蔚県剪紙―「陰刻」と「陽刻」組み合わせ 郷土色豊かに表現

 

 

切り紙工芸家の王文林さんは伝統の「点染」(切り紙に色付けする)技法を用いて冬季オリンピックをモチーフにした大型の切り紙を制作した 

  張家口市蔚県南張荘村には古くからの習俗が残されている。毎年の春節の時期や婚礼の際に、彼らは窓に多彩な図案の紙を貼るのだ。花や鳥、魚や動物、農村の生活の場面を描いた紙は「貼窓花」(貼る窓飾り)と呼ばれている。描かれる図案は生き生きとしてきめ細かく素朴で、これを窓の紙の上に貼ると、戸外からの光を通して、さらに輪郭がはっきりとし、さまざまな色が交錯して美しい。  

蔚県の切り紙は、民間の「剪窓花」(切り絵の窓飾り)から発達したもので、200年余りの歴史を持つ。これは全国でも唯一の、主に「陰刻」(文字や柄を切り抜く)を用い、補完的に「陽刻」(文字や柄を残して切る)を使う切り紙で、繊細な技術と、濃厚で華やかな色彩を持つことで知られる。同県でもう一つ盛んに行われているのが「花鞋」(花がらデザインの靴)、きんちゃく、枕などに施される刺しゅう用の「花様」(模様を描いた型紙)だ。農民たちはこの型紙を、切り紙をする場合にも用いる。薄い画仙紙を用いて小さく鋭い彫刻刀で図案を切り、完成後に鮮やかな色合いに染める。  

2009年、蔚県の切り紙はユネスコの世界無形文化遺産リストに登録された。現在、同県の切り紙の発祥地である南張荘村はすでに全国最大の切り紙専門の村ならびに加工基地となっている。全村に切り紙工房が8カ所あり、切り紙産業に携わる農家は全戸の6割を占めている。  

現在の蔚県の切り紙の題材は非常に広範囲で、生活の息吹に満ちている。
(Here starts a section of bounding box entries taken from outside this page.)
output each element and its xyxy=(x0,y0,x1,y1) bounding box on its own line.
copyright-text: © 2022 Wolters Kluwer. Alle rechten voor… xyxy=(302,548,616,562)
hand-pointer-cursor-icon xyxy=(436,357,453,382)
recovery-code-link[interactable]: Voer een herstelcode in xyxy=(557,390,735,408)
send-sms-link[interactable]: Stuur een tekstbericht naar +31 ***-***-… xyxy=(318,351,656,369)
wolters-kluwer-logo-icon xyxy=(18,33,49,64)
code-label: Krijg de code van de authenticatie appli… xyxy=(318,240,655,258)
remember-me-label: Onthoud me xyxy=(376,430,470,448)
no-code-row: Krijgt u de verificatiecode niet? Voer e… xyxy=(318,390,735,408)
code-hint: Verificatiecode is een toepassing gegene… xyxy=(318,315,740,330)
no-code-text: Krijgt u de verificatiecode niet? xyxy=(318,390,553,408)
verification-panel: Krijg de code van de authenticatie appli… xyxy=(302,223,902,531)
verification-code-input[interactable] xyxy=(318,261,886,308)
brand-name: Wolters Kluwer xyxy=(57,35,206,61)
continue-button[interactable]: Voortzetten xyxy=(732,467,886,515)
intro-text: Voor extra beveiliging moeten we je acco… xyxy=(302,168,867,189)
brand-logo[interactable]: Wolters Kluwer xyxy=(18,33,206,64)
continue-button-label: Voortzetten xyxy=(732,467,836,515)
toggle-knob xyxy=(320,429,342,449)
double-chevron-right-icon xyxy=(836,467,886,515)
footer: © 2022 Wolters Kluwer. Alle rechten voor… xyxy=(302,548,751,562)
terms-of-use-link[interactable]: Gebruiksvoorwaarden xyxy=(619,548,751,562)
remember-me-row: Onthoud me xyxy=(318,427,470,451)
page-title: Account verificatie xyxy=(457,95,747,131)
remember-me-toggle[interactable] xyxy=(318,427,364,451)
主に描かれるのは動植物、歴史物語、民間伝説、芝居のくま取りなどだ。無形文化遺産継承者の周広さん(62)は9歳で父親の周永明さんから彫刻刀の使い方の手ほどきを受け、母親に染色を学び、15歳の時には図案づくりを始めた。1995年にユネスコから「中国民間工芸美術家」の称号を受けた周さんは、子どもの頃に見た村の切り紙の様子を、「春節にはどの村でも芝居の一座を招いたものです。村人は昼は芝居見物をし、夜家に帰ると芝居に登場した人物や情景を描き、それに基づいて図案の型をつくり、切り紙を切ったのです。私たち蔚県には『オンドルに座って芝居を見る』という古い言葉があります。これはオンドルの上に座り切り紙になった芝居の内容を見るということです。その頃の切り紙の内容はほとんど喜劇を主にしていました。喜劇はみんな大好きですからね」と回顧する。  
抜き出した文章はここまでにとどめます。